Throughout the paper, Seaton points out the “real-world” challenge of any new Ruby implementation: it simply must support all existing code, including C extensions! If you require developers to rewrite code for a new implementation, they probably won’t bother with it.

He also points out that CRuby’s C API is an implementer’s nightmare (my words, not his). It’s tightly coupled to CRuby’s implementation it provides direct access to CRuby’s memory (eg, string pointers).

Truffle’s design offers a solution to this problem. Truffle languages implement common interfaces for AST nodes and objects, meaning that they can be shared between languages! With this technique, JRuby+Truffle can implement Ruby’s C API by interpreting C with Truffle. Since it’s “just Truffle”, C and Ruby ASTs can be seamlessly merged.
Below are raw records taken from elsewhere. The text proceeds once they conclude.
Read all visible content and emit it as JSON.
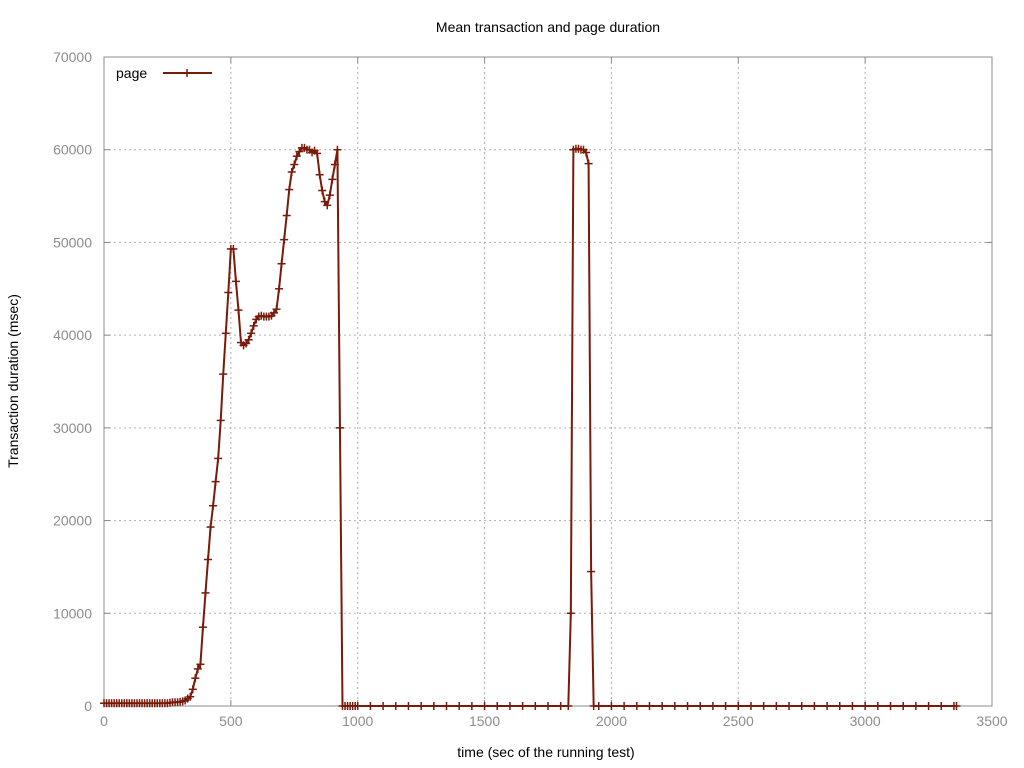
{
  "chart_data": {
    "type": "line",
    "title": "Mean transaction and page duration",
    "xlabel": "time (sec of the running test)",
    "ylabel": "Transaction duration (msec)",
    "xlim": [
      0,
      3500
    ],
    "ylim": [
      0,
      70000
    ],
    "xticks": [
      0,
      500,
      1000,
      1500,
      2000,
      2500,
      3000,
      3500
    ],
    "yticks": [
      0,
      10000,
      20000,
      30000,
      40000,
      50000,
      60000,
      70000
    ],
    "grid": true,
    "legend_position": "top-left",
    "series": [
      {
        "name": "page",
        "color": "#7a1a0a",
        "marker": "plus",
        "points": [
          [
            0,
            300
          ],
          [
            10,
            300
          ],
          [
            20,
            300
          ],
          [
            30,
            300
          ],
          [
            40,
            300
          ],
          [
            50,
            300
          ],
          [
            60,
            300
          ],
          [
            70,
            300
          ],
          [
            80,
            300
          ],
          [
            90,
            300
          ],
          [
            100,
            300
          ],
          [
            110,
            300
          ],
          [
            120,
            300
          ],
          [
            130,
            300
          ],
          [
            140,
            300
          ],
          [
            150,
            300
          ],
          [
            160,
            300
          ],
          [
            170,
            300
          ],
          [
            180,
            300
          ],
          [
            190,
            300
          ],
          [
            200,
            300
          ],
          [
            210,
            300
          ],
          [
            220,
            300
          ],
          [
            230,
            300
          ],
          [
            240,
            300
          ],
          [
            250,
            300
          ],
          [
            260,
            350
          ],
          [
            270,
            400
          ],
          [
            280,
            400
          ],
          [
            290,
            400
          ],
          [
            300,
            450
          ],
          [
            310,
            500
          ],
          [
            320,
            600
          ],
          [
            330,
            800
          ],
          [
            340,
            1000
          ],
          [
            350,
            1800
          ],
          [
            360,
            3000
          ],
          [
            370,
            4000
          ],
          [
            380,
            4500
          ],
          [
            390,
            8500
          ],
          [
            400,
            12200
          ],
          [
            410,
            15800
          ],
          [
            420,
            19300
          ],
          [
            430,
            21600
          ],
          [
            440,
            24200
          ],
          [
            450,
            26700
          ],
          [
            460,
            30800
          ],
          [
            470,
            35800
          ],
          [
            480,
            40200
          ],
          [
            490,
            44600
          ],
          [
            500,
            49300
          ],
          [
            510,
            49300
          ],
          [
            520,
            45800
          ],
          [
            530,
            42700
          ],
          [
            540,
            39200
          ],
          [
            550,
            38900
          ],
          [
            560,
            39100
          ],
          [
            570,
            39500
          ],
          [
            580,
            40200
          ],
          [
            590,
            41000
          ],
          [
            600,
            41700
          ],
          [
            610,
            42000
          ],
          [
            620,
            42100
          ],
          [
            630,
            42000
          ],
          [
            640,
            42000
          ],
          [
            650,
            42000
          ],
          [
            660,
            42100
          ],
          [
            670,
            42400
          ],
          [
            680,
            42800
          ],
          [
            690,
            45000
          ],
          [
            700,
            47700
          ],
          [
            710,
            50300
          ],
          [
            720,
            52900
          ],
          [
            730,
            55700
          ],
          [
            740,
            57600
          ],
          [
            750,
            58400
          ],
          [
            760,
            59300
          ],
          [
            770,
            59800
          ],
          [
            780,
            60200
          ],
          [
            790,
            60200
          ],
          [
            800,
            60000
          ],
          [
            810,
            60000
          ],
          [
            820,
            59700
          ],
          [
            830,
            59900
          ],
          [
            840,
            59600
          ],
          [
            850,
            57300
          ],
          [
            860,
            55600
          ],
          [
            870,
            54400
          ],
          [
            880,
            54000
          ],
          [
            890,
            55100
          ],
          [
            900,
            56800
          ],
          [
            910,
            58400
          ],
          [
            920,
            60000
          ],
          [
            930,
            30000
          ],
          [
            940,
            0
          ],
          [
            950,
            0
          ],
          [
            960,
            0
          ],
          [
            970,
            0
          ],
          [
            980,
            0
          ],
          [
            990,
            0
          ],
          [
            1000,
            0
          ],
          [
            1050,
            0
          ],
          [
            1100,
            0
          ],
          [
            1150,
            0
          ],
          [
            1200,
            0
          ],
          [
            1250,
            0
          ],
          [
            1300,
            0
          ],
          [
            1350,
            0
          ],
          [
            1400,
            0
          ],
          [
            1450,
            0
          ],
          [
            1500,
            0
          ],
          [
            1550,
            0
          ],
          [
            1600,
            0
          ],
          [
            1650,
            0
          ],
          [
            1700,
            0
          ],
          [
            1750,
            0
          ],
          [
            1800,
            0
          ],
          [
            1830,
            0
          ],
          [
            1840,
            10000
          ],
          [
            1850,
            60000
          ],
          [
            1860,
            60100
          ],
          [
            1870,
            60100
          ],
          [
            1880,
            60000
          ],
          [
            1890,
            60000
          ],
          [
            1900,
            59700
          ],
          [
            1910,
            58500
          ],
          [
            1920,
            14500
          ],
          [
            1930,
            0
          ],
          [
            1950,
            0
          ],
          [
            2000,
            0
          ],
          [
            2050,
            0
          ],
          [
            2100,
            0
          ],
          [
            2150,
            0
          ],
          [
            2200,
            0
          ],
          [
            2250,
            0
          ],
          [
            2300,
            0
          ],
          [
            2350,
            0
          ],
          [
            2400,
            0
          ],
          [
            2450,
            0
          ],
          [
            2500,
            0
          ],
          [
            2550,
            0
          ],
          [
            2600,
            0
          ],
          [
            2650,
            0
          ],
          [
            2700,
            0
          ],
          [
            2750,
            0
          ],
          [
            2800,
            0
          ],
          [
            2850,
            0
          ],
          [
            2900,
            0
          ],
          [
            2950,
            0
          ],
          [
            3000,
            0
          ],
          [
            3050,
            0
          ],
          [
            3100,
            0
          ],
          [
            3150,
            0
          ],
          [
            3200,
            0
          ],
          [
            3250,
            0
          ],
          [
            3300,
            0
          ],
          [
            3350,
            0
          ],
          [
            3360,
            0
          ]
        ]
      }
    ]
  }
}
They are even optimized together, just like a pure-Ruby program.

Seaton describes some particular techniques for adapting the pre-existing TruffleC project to the Ruby C API. In typical fashion, JRuby+Truffle outpaces CRuby – even for C extensions!

Conclusion

The only remaining question I have is, how bad is warm-up cost in practice? All of JRuby+Truffle’s benchmarks are at “peak performance”, but the system is “cold” at start-up, and many triggers in the program can cause the system to de-optimize. Is JIT warm-up a real issue?

“Optimizing Ruby” was a great read. Although I found the subject matter quite challenging, the writing style and occasional illustrations helped me keep up. Practically speaking, I can’t use JRuby+Truffle until it runs all of Ruby on Rails, which isn’t the case yet. I’m eager to see how this project matures!